Bantul, 11 Maret 2025 – Mahasiswa dari Program Studi Agama dan Lintas Budaya (CRCS dan ICRS) Sekolah Pascasarjana, Universitas Gadjah Mada melakukan kunjungan edukatif ke Bumi Langit Institute, sebuah pusat permakultur yang berlokasi di kawasan Imogiri, Bantul, Yogyakarta.
Kegiatan ini merupakan bagian dari pembelajaran Religion and Ecology serta Interreligious Dialogue. Awalnya, kunjungan ini dirancang sebagai tindak lanjut dari undangan pihak Bumi Langit kepada Dr. Zainal Abidin Bagir untuk menjadi narasumber dalam acara podcast bertema agama dan lingkungan hidup. Gagasan tersebut kemudian berkembang menjadi sebuah site visit bersama mahasiswa, yang disambut hangat oleh tim Bumi Langit.
Selama kunjungan, mahasiswa diperkenalkan dengan konsep permakultur, sistem regeneratif lanskap, pengelolaan air, serta berbagai tanaman lokal yang digunakan dalam kehidupan sehari-hari. Mereka juga diajak untuk melihat langsung praktik berkelanjutan yang diterapkan di kawasan Bumi Langit, termasuk sistem pengolahan limbah organik dan penggunaan energi terbarukan.
Rangkaian kegiatan dimulai dengan tur kebun yang dipandu oleh tim Bumi Langit, dilanjutkan dengan sesi podshow interaktif yang mengangkat tema “Agama dan Lingkungan Hidup”, dan ditutup dengan acara buka bersama. Meskipun hujan cukup lebat saat talk show berlangsung, peserta tetap antusias mengikuti kegiatan hingga akhir.
Salah satu peserta, Novita dari CRCS UGM, mengungkapkan kekagumannya atas praktik berkelanjutan di Bumi Langit. “Saya melihat bagaimana ruang digunakan sangat efektif. Orang-orang di Bumi Langit bisa hidup mandiri. Saya juga belajar bahwa limbah bisa diolah menjadi sesuatu yang berguna, seperti energi atau pupuk,” ujarnya. Ia juga menyoroti pentingnya keterlibatan orang beragama dalam isu lingkungan, “Karena lingkungan bukan bagian terpisah dari kehidupan beragama kita.”

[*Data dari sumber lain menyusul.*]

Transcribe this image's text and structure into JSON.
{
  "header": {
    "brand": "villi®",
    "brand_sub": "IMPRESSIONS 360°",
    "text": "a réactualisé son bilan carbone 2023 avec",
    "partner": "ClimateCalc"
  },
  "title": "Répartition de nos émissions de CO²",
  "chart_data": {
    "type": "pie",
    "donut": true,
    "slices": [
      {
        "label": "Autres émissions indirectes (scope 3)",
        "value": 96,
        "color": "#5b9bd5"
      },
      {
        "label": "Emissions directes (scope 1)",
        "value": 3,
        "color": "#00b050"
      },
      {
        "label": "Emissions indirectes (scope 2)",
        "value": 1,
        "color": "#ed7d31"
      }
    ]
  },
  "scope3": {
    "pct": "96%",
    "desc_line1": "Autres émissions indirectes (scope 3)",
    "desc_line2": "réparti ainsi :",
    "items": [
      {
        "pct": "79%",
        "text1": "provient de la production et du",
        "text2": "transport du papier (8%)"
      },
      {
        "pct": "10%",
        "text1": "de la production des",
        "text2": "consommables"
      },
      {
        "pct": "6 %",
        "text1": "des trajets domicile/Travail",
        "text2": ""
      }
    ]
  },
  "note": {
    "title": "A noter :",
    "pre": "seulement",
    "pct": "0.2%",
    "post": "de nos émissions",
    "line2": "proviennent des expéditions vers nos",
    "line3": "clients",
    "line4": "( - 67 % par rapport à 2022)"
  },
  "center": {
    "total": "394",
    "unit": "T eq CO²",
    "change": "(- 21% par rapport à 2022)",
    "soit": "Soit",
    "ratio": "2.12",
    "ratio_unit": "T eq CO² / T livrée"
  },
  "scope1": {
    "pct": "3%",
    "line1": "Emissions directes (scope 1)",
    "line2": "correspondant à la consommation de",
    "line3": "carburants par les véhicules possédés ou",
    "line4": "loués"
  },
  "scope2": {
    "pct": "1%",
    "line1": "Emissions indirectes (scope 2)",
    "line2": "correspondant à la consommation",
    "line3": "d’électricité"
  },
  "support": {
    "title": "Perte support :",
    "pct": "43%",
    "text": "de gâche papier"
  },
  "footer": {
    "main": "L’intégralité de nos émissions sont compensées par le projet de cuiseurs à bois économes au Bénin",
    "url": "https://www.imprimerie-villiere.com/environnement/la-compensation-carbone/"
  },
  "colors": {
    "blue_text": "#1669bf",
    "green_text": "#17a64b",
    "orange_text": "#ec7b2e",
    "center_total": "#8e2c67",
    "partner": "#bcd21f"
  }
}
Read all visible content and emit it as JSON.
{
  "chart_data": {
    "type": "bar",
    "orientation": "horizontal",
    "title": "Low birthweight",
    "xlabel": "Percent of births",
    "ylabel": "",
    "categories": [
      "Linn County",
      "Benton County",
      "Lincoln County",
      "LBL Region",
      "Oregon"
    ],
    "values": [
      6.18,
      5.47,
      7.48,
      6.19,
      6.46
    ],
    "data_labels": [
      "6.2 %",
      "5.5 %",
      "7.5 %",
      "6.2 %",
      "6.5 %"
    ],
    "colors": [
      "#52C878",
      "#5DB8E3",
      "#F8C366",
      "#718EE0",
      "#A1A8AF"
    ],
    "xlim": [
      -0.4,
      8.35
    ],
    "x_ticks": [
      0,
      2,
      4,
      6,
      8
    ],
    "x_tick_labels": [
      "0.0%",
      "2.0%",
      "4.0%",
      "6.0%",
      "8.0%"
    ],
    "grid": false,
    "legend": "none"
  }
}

Sementara itu, Johanes Marno Nigha dari ICRS UGM memberikan refleksi mendalam yang menunjukkan keterhubungan antara ekologi, spiritualitas, dan kurikulum yang sedang ia pelajari, khususnya dalam mata kuliah Interreligious Dialogue: Theories and Practices. Ia menekankan bagaimana praktik permakultur di Bumi Langit mencerminkan kearifan lokal seperti sistem Subak di Bali yang sarat dengan nilai tanggung jawab kolektif terhadap alam.
Menurut Johanes, panduan dari Tantra salah satu anggota Bumi Langit sangat mengesankan karena tak hanya menunjukkan elemen fisik, tetapi juga memfasilitasi pengalaman reflektif dan spiritual atas unsur-unsur dasar kehidupan. “Saya merasa seperti memasuki arsip hidup: setiap aliran air, tanah humus, dan sistem energi di Bumi Langit tidak sekadar artefak, tapi jejak pengetahuan dan spiritualitas yang hidup,” ungkapnya.
Ia juga menyadari bagaimana konsep ‘kesederhanaan’ dalam hidup berdampingan dengan alam menjadi jembatan menuju nilai-nilai lintas agama yang universal. “Saya menyantap makanan yang saya tahu dari mana ia berasal. Ada kesadaran bahwa selama ini saya hidup di dunia yang memandang pangan semata-mata sebagai komoditas. Di Bumi Langit, saya belajar bahwa makan tidak selalu harus dengan membeli, tetapi dengan merawat,” tutupnya.
Kegiatan ini menjadi ruang perjumpaan yang memperkaya pemahaman mahasiswa tentang bagaimana praktik keagamaan dan ekologis bisa saling menguatkan. Melalui dialog lintas iman dan pengalaman langsung, mahasiswa diajak untuk memahami bahwa keberlanjutan lingkungan bukan hanya persoalan teknis, melainkan juga spiritual dan etis.